La désolation était partout; et le nom de Bo

f

naparte était accompagné d'imprécations. On me rendait compte des discours des soldats. Ils avaient une expression commune. Entrant isolés dans la ville, ils s'adressaient aux habitants, en leur disant: Où est la boucherie de Napoléon? ils désignaient ainsi les hôpitaux.

La maladie des soldats, que les médecins appelaient le typhus, se répandit des hôpitaux dans la ville. Beaucoup d'habitants succombèrent, entre autres M. Gentil, l'un des principaux médecins, M. de Viville, frère du secrétaire-général de la préfecture, et M. Vesco, très habile ébéniste. Je fis quelques observations à celui-ci sur son assiduité dans un hôpital. Il me répondit qu'il ne craignait rien, parce qu'il avait toujours la pipe à la bouche. Il croyait que la contagion ne pouvait l'atteindre. Je me confiais dans une autre précaution qui ne put m'en préserver; j'allais à cheval dans les hôpitaux, et lorsque j'en sortais, je galopais quelque temps dans la campagne. J'espérais que le mouvement du cheval et le grand air me préserveraient de la contagion; mais un jour, au milieu de cet exercice un peu violent, je sentis une forte douleur dans les reins; je fus accablé pendant plusieurs jours. Je résistais encore aux progrès du mal; mais la maladie se déclara, et me conduisit aux portes du tombeau.
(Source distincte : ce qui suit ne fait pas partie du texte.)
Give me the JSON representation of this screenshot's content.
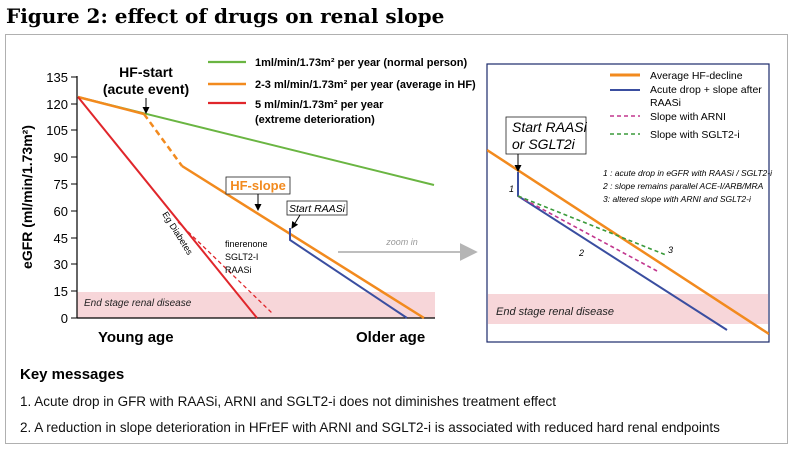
{
  "figure": {
    "title": "Figure 2: effect of drugs on renal slope"
  },
  "main_chart": {
    "ylabel": "eGFR (ml/min/1.73m²)",
    "ylim": [
      0,
      135
    ],
    "y_ticks": [
      "135",
      "120",
      "105",
      "90",
      "75",
      "60",
      "45",
      "30",
      "15",
      "0"
    ],
    "x_labels": {
      "left": "Young age",
      "right": "Older age"
    },
    "esrd_label": "End stage renal disease",
    "annotations": {
      "hf_start_line1": "HF-start",
      "hf_start_line2": "(acute event)",
      "hf_slope": "HF-slope",
      "start_raasi": "Start RAASi",
      "eg_diabetes": "Eg Diabetes",
      "drug_1": "finerenone",
      "drug_2": "SGLT2-I",
      "drug_3": "RAASi",
      "zoom_in": "zoom in"
    },
    "legend": [
      {
        "label": "1ml/min/1.73m² per year (normal person)",
        "color": "#6ab542"
      },
      {
        "label": "2-3 ml/min/1.73m² per year (average in HF)",
        "color": "#f28a1e"
      },
      {
        "label_line1": "5 ml/min/1.73m² per year",
        "label_line2": "(extreme deterioration)",
        "color": "#e0262b"
      }
    ],
    "colors": {
      "normal": "#6ab542",
      "hf": "#f28a1e",
      "extreme": "#e0262b",
      "raasi": "#3a4ea0",
      "esrd_band": "#f7d6d9"
    }
  },
  "zoom_panel": {
    "legend": [
      {
        "label": "Average HF-decline",
        "color": "#f28a1e"
      },
      {
        "label_line1": "Acute drop + slope after",
        "label_line2": "RAASi",
        "color": "#3a4ea0"
      },
      {
        "label": "Slope with ARNI",
        "color": "#c2368e"
      },
      {
        "label": "Slope with SGLT2-i",
        "color": "#3a9a3a"
      }
    ],
    "start_label_line1": "Start RAASi",
    "start_label_line2": "or SGLT2i",
    "notes": [
      "1 : acute drop in eGFR with RAASi / SGLT2-i",
      "2 : slope remains parallel ACE-I/ARB/MRA",
      "3: altered slope with ARNI and SGLT2-i"
    ],
    "marker_1": "1",
    "marker_2": "2",
    "marker_3": "3",
    "esrd_label": "End stage renal disease"
  },
  "key_messages": {
    "title": "Key messages",
    "items": [
      "1. Acute drop in GFR with RAASi, ARNI and SGLT2-i does not diminishes treatment effect",
      "2. A reduction in slope deterioration in HFrEF with ARNI and SGLT2-i is associated with reduced hard renal endpoints"
    ]
  }
}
J'avais envoyé ma fille et mon petit-fils à la campagne. M. le général Richter et Mm Richter m'avaient offert pour eux leur maison, de la manière la plus obligeante. Ma fille venait touts les jours à Metz, pour être instruite des progrès de ma maladie. Ma femme me soigna, pendant toute ma maladie, avec ce zèle et ces soins empressés qui la distinguaient entre toutes les femmes. Elle fut heureusement préservée du mal. Je dus beaucoup aux soins et aux talents de M. Marchand, maire de la ville, et très-habile médecin. Deux ans après, étant ministre de l'intérieur, je peignis au roi les services qu'il avait rendus à l'armée et à moi pendant cette horrible contagion, et j'obtins pour lui l'ordre de Saint-Michel.

La ville perdit par le typhus 1,388 personnes, et vit périr 7,752 militaires. Perte totale, 9,140. Les évènements de la guerre se pressaient avec rapidité. Les Prussiens et les Russes avaient passé le Rhin; Coblentz était pris, Mayence investi. Les maréchaux de Bellune et Marmont avaient été forcés à la retraite devant un ennemi supérieur. La Franche-Comté était envahie, et Besançon investi. L'armée de Silésie marchait sur la Lorraine. Bonaparte avait proclamé Marie-Louise régente, et s'était mis à la tête de son armée, réunie à Châlons-sur-Marne.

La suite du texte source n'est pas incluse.